19. He put me through hell and called it reality ¹
𝘿𝙞𝙚𝙘𝙞 𝙖𝙣𝙣𝙞 𝙥𝙧𝙞𝙢𝙖
𝘿𝙚 𝙒𝙖𝙡𝙡𝙚𝙣, 𝙍𝙤𝙨𝙨𝙚 𝘽𝙪𝙪𝙧𝙩
Myra
Ho voluto provarci comunque.
Nonostante sapessi che non sarei riuscita a concludere nemmeno questa volta.
Mi stringe per il braccio e mi trascina via, dandomi ben poco tempo per rivestirmi e acquietare le proteste del cliente al quale avevo promesso un rapporto completo e soddisfacente.
Non risparmia i sorrisi mentre ci insinuiamo con nonchalance tra gli uomini in attesa e le nostre ragazze.
Il Lief è più caotico del solito, letteralmente preso d'assalto da una fila di clienti che spazia tra gli affezionati, i curiosi e i più antichi traditori.
Incrocio lo sguardo di Caroline: mi lancia la solita occhiata derisoria che rende ancora più frustrante il mio titolo.
Ufficialmente sono la protetta della donna che comanda qui dentro, ufficiosamente sono un'anomalia inverosimile: la prostituta vergine.
«Non puoi continuare a impedirmelo.
Non sono più una bambina da proteggere, posso prendere le mie decisioni da sola» asserisco con fermezza appena chiude la porta del suo ufficio.
«Quando è così, dimostralo prendendo delle decisioni che non mandino letteralmente a puttane la tua vita», sospira. «Cos'hai in quella testa? Pensi che abbia allevato una ragazzina di tredici anni solo per poi vederla marcire qui?»
«Tu adori questo locale. Hai scelto di stare qui, perché non mi permetti di fare lo stesso? Voglio essere una di voi—»
«Ed è questo il problema», mi zittisce con una sola insinuazione. «Vuoi sentirti parte di qualcosa, e per il momento può andarti bene, ma te ne pentirai e quando succederà non potrai più tornare indietro.»
Prende posto sul divano e mi fa segno di sedermi accanto a lei. L'assecondo, nonostante sia decisa a non cedere.
«Non mi hai mai detto di essertene pentita», le rivolgo uno sguardo dubbioso.

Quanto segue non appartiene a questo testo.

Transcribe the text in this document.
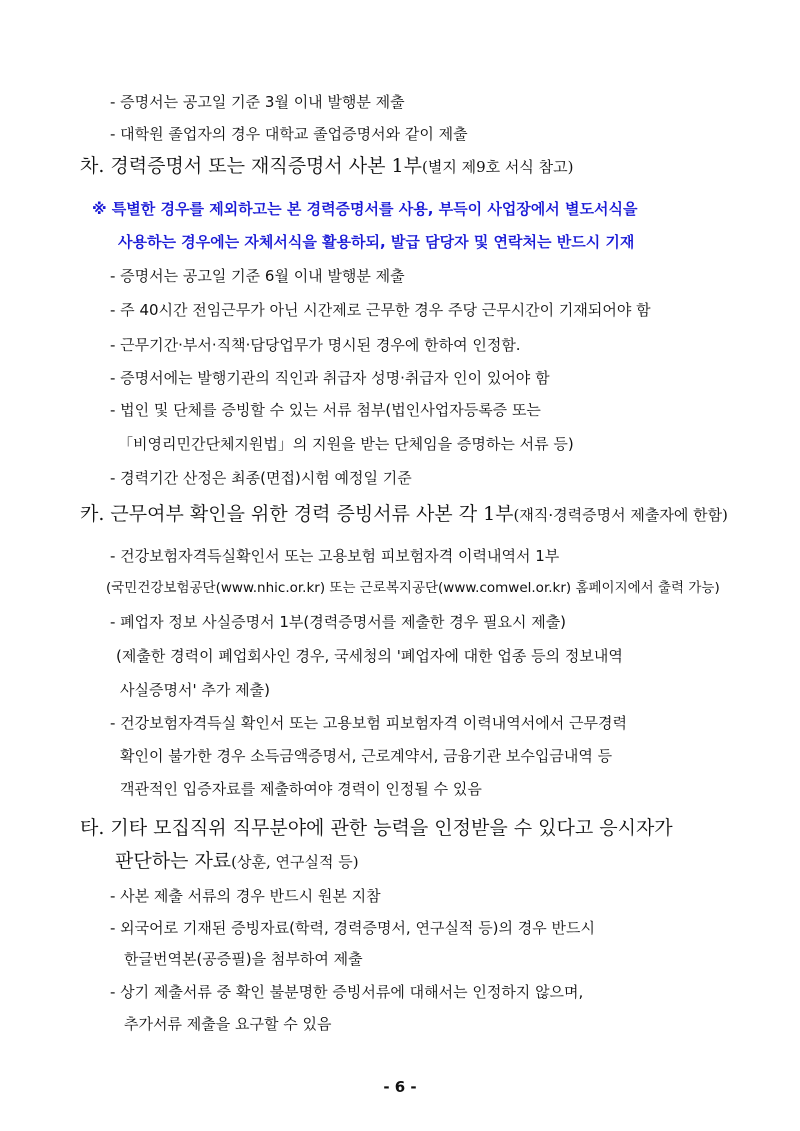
- 증명서는 공고일 기준 3월 이내 발행분 제출
- 대학원 졸업자의 경우 대학교 졸업증명서와 같이 제출
차. 경력증명서 또는 재직증명서 사본 1부(별지 제9호 서식 참고)
※ 특별한 경우를 제외하고는 본 경력증명서를 사용, 부득이 사업장에서 별도서식을
사용하는 경우에는 자체서식을 활용하되, 발급 담당자 및 연락처는 반드시 기재
- 증명서는 공고일 기준 6월 이내 발행분 제출
- 주 40시간 전임근무가 아닌 시간제로 근무한 경우 주당 근무시간이 기재되어야 함
- 근무기간·부서·직책·담당업무가 명시된 경우에 한하여 인정함.
- 증명서에는 발행기관의 직인과 취급자 성명·취급자 인이 있어야 함
- 법인 및 단체를 증빙할 수 있는 서류 첨부(법인사업자등록증 또는
「비영리민간단체지원법」의 지원을 받는 단체임을 증명하는 서류 등)
- 경력기간 산정은 최종(면접)시험 예정일 기준
카. 근무여부 확인을 위한 경력 증빙서류 사본 각 1부(재직·경력증명서 제출자에 한함)
- 건강보험자격득실확인서 또는 고용보험 피보험자격 이력내역서 1부
(국민건강보험공단(www.nhic.or.kr) 또는 근로복지공단(www.comwel.or.kr) 홈페이지에서 출력 가능)
- 폐업자 정보 사실증명서 1부(경력증명서를 제출한 경우 필요시 제출)
(제출한 경력이 폐업회사인 경우, 국세청의 '폐업자에 대한 업종 등의 정보내역
사실증명서' 추가 제출)
- 건강보험자격득실 확인서 또는 고용보험 피보험자격 이력내역서에서 근무경력
확인이 불가한 경우 소득금액증명서, 근로계약서, 금융기관 보수입금내역 등
객관적인 입증자료를 제출하여야 경력이 인정될 수 있음
타. 기타 모집직위 직무분야에 관한 능력을 인정받을 수 있다고 응시자가
판단하는 자료(상훈, 연구실적 등)
- 사본 제출 서류의 경우 반드시 원본 지참
- 외국어로 기재된 증빙자료(학력, 경력증명서, 연구실적 등)의 경우 반드시
한글번역본(공증필)을 첨부하여 제출
- 상기 제출서류 중 확인 불분명한 증빙서류에 대해서는 인정하지 않으며,
추가서류 제출을 요구할 수 있음
- 6 -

«Perché non l'ho mai fatto.»
Seguo ogni suo movimento mentre si sistema sullo schienale e accavalla le gambe come una dea greca, rigirandosi tra le dita il calice di vino rosso. Farah Blom è forte, carismatica, sicura di sé... è tutto ciò che voglio essere.
«Ma la mia storia è diversa dalla tua. Ho scelto questa vita perché amo il sesso, ma prima ho avuto tutto il tempo di capirlo», mi sorride. «Sono una privilegiata, lo sono sempre stata. E voglio lo stesso per te.»
Una privilegiata.
Mia madre si è suicidata per sfuggire alle violenze di mio padre.
Io mi nascondo nel quartiere a luci rosse da sette anni, pur di non rivivere il suo incubo.
Il privilegio non è un lusso che posso permettermi in questa vita.
«Permetti anche a me di capirlo» insisto. «Fammi avere un rapporto completo con un cliente, e non solo dei semplici giochetti da femme fatale.»
Solleva un angolo della bocca tinta di rosso e mi osserva ancora in quel modo.
Come se avesse di fronte una bambina ingenua che non conosce il mondo.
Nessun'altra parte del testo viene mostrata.